Now I'm going to give you my sum opinion.
*SNIP*
Staying carries no immediate and realistic risk, and is stable, but stagnant.
Moving carries no immediate and realistic risk, and is stable, but growing.
We are not gaining members. We are maintaining a roughly consistent number. That number is not sufficient to run more advanced games. This number has not increased in my three years of participation. There is no validity to the notion our community is growing. We are simply cycling equivalent numbers. It is not broken in that respect, but it is stagnant.
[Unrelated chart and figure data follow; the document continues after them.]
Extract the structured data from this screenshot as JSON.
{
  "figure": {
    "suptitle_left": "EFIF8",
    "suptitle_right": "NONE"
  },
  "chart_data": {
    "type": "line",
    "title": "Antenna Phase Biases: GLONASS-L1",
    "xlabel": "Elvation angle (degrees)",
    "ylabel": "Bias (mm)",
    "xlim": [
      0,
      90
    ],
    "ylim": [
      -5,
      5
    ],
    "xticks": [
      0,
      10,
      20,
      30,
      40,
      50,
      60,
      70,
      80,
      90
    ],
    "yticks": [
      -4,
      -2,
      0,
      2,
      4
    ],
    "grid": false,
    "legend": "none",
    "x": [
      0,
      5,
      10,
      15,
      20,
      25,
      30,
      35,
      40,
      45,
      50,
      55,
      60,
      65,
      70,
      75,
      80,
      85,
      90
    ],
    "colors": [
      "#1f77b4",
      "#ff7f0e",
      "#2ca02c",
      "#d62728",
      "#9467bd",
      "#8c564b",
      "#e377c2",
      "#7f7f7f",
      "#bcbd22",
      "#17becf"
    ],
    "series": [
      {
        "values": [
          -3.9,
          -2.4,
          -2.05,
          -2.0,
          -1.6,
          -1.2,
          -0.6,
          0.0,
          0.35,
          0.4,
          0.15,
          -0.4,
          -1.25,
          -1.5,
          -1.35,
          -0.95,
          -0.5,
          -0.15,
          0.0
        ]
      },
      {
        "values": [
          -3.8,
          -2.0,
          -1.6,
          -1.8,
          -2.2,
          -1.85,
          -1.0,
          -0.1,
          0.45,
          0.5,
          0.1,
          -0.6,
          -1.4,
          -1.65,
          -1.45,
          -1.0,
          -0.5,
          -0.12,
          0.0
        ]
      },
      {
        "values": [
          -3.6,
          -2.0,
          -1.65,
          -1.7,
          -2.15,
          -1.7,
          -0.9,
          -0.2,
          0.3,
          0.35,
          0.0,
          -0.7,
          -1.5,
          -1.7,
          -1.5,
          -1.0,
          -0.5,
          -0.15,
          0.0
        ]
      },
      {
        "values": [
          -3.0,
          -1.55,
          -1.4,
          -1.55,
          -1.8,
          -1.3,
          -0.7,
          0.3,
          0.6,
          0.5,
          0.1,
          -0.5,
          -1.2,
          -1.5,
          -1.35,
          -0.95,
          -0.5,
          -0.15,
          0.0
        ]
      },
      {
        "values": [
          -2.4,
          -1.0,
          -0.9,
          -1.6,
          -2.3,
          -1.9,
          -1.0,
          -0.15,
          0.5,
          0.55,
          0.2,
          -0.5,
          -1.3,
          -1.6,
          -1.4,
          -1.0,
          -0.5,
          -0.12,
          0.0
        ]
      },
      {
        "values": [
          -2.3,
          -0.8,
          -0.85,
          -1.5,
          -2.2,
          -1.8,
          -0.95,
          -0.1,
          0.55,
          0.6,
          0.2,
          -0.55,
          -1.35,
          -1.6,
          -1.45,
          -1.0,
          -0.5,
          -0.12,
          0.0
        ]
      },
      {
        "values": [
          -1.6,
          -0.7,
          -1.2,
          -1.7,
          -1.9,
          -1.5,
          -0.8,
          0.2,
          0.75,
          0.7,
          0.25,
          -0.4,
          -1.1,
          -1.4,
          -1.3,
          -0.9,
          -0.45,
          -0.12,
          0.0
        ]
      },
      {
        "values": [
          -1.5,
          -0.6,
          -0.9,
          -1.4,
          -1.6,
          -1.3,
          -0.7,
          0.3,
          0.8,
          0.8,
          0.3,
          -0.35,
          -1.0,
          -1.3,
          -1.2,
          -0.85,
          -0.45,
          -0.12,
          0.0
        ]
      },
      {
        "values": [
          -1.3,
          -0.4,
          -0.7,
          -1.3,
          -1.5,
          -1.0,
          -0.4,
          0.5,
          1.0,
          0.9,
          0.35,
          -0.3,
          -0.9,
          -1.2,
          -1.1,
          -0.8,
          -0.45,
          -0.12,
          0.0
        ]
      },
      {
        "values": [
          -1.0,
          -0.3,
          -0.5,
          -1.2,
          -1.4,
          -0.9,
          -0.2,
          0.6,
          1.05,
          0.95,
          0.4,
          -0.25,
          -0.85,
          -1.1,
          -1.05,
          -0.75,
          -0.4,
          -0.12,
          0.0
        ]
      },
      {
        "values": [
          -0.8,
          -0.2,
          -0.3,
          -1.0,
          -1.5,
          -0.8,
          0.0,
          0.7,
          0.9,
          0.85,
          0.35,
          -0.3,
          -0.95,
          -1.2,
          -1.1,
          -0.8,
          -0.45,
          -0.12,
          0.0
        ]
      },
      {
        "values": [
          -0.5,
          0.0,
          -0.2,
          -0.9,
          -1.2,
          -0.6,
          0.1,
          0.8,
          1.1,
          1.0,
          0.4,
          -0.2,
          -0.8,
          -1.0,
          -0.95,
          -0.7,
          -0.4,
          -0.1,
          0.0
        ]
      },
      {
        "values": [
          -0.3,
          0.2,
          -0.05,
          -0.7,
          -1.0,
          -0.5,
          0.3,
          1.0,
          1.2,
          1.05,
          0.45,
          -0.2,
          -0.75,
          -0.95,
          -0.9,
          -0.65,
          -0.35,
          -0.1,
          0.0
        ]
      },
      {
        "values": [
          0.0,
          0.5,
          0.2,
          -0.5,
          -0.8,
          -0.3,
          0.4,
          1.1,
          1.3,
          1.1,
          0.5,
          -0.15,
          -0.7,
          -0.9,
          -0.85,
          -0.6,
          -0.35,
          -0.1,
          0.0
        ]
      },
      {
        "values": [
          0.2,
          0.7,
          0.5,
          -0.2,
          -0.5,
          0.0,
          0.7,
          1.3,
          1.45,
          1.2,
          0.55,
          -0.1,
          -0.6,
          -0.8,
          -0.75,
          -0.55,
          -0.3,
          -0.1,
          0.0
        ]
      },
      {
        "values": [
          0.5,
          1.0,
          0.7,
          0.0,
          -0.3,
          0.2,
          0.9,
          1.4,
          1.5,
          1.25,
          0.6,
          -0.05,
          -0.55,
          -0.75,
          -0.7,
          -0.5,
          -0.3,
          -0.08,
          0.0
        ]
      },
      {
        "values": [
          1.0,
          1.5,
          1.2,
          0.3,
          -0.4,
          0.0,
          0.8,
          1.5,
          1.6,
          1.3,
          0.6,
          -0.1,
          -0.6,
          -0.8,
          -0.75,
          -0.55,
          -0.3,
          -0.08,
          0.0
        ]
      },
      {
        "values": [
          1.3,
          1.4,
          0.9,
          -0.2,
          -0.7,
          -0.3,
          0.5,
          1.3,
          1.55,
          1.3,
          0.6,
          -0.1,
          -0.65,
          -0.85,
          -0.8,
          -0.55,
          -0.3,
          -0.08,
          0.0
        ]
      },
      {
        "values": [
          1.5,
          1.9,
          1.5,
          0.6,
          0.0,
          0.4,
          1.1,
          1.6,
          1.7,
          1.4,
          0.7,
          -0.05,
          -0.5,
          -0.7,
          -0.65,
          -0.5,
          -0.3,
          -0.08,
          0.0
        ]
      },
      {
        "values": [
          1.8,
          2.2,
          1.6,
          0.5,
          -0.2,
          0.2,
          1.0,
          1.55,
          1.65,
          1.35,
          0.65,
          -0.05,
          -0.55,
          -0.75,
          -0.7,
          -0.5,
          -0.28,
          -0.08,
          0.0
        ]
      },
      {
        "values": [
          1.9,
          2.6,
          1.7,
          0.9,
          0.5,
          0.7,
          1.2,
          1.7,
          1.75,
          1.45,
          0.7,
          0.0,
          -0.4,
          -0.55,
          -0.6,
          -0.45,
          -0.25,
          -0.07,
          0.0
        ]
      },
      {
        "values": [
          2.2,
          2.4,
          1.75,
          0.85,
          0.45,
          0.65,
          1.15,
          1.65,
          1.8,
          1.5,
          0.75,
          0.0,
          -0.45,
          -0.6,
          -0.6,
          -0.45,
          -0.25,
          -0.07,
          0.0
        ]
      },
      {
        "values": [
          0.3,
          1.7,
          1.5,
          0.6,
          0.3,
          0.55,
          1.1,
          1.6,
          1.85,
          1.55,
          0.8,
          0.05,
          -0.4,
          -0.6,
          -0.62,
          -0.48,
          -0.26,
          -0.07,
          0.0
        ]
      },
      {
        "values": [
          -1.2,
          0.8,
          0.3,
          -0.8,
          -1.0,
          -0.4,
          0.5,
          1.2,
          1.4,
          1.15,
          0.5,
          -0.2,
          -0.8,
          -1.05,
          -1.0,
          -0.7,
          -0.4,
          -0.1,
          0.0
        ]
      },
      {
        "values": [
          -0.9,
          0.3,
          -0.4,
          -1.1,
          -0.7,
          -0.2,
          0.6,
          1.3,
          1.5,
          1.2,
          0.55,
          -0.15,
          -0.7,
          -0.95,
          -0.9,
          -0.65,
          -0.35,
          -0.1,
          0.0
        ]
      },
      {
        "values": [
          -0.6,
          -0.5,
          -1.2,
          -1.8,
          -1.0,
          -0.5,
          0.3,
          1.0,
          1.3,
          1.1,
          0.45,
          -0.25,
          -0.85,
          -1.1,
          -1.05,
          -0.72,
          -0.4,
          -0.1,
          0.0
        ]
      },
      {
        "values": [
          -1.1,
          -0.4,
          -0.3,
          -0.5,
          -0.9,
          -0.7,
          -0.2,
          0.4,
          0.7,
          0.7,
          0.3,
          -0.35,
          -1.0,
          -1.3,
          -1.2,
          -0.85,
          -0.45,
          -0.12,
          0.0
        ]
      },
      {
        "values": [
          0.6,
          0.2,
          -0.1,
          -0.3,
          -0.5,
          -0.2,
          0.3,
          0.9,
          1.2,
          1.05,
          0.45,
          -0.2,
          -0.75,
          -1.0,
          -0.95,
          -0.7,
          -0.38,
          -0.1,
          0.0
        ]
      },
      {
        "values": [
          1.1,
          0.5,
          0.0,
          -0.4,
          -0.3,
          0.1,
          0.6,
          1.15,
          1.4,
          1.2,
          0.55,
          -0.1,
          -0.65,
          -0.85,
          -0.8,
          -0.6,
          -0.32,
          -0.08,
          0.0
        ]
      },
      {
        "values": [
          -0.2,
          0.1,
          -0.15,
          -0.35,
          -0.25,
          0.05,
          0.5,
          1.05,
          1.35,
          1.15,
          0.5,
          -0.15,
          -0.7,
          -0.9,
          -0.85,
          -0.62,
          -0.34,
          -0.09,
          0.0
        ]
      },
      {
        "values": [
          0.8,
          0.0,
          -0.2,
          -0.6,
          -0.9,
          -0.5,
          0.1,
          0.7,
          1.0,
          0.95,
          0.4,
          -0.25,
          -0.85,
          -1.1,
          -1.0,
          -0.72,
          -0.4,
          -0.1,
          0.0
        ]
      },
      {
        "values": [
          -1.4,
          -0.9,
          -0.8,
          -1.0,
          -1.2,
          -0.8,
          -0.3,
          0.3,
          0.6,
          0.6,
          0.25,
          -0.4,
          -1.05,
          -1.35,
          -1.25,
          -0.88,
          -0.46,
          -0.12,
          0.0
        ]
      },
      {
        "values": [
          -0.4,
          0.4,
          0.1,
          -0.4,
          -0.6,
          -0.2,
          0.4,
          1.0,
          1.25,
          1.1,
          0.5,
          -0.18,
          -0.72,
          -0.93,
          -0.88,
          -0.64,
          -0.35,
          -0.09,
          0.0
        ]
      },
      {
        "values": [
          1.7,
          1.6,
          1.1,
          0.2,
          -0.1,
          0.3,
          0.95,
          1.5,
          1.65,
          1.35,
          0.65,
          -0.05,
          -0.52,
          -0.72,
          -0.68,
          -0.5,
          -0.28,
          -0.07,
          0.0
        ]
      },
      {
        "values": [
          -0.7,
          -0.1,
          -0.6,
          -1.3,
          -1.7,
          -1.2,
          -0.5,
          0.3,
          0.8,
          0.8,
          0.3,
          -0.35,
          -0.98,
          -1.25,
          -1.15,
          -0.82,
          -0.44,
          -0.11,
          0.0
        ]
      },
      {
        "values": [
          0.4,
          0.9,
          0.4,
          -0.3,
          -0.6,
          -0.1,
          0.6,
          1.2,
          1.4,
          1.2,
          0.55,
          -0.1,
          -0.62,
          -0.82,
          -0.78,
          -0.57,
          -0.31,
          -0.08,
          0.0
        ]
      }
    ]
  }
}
There is no realistic reason to fear some sort of horde of n00bs charging over the horizon like a Mongol horde unless you believe they have a malicious logic built around the intentional destruction of this past-time. If they do not fit in, they will not be integrated, they will lose interest, and they will leave. That is human behavior. Failing that, moderators can be deployed--and by the way, they don't pay attention here as much as they should, and that is not a good thing in most instances, despite what some of you may think. You want the Wild West, go to *****. There is no reason to believe that n00bs would come in greater proportions than they already do. The issue of greater numbers period and orientation is an issue, but not an insurmountable one through the establishment, expansion, and refurbishment of institutions such as the Wiki, Guide, training NESes, mentoring, and so on. It would simply require greater input and a more diversified carrot-and-stick approach.
There is no realistic premise behind the fears of "data loss" or "work." Thunderfall changes where the URL is displayed on the main forum. You don't have to twitch a muscle or fire a single neuron. You're doing more work by arguing the point than you would have to if a move were settled.
There is no realistic risk of instability. If all that changes is where the link is displayed, how are we destabilized? We remain here. We are not thrown into disorder before having to deal with a (presumably) increased number of arrivals. There is therefore no instability.
There is no realistic reason to fear radical changes to our community. Change will happen regardless of whether you want it to or not. That's life. If you're here to affect that change and guide it, why should you be concerned? Some of you are worried about it occurring here, but most of the same of you have no qualms about spreading our hobby elsewhere where it will inevitably mutate out of control and become alien. I fail to see the logic.
So the question it really boils down to is: do you want to see more people, or not?
I do, because I like the prospects they enable for running a more diversified suite of settings, and in filling out existing genres of games.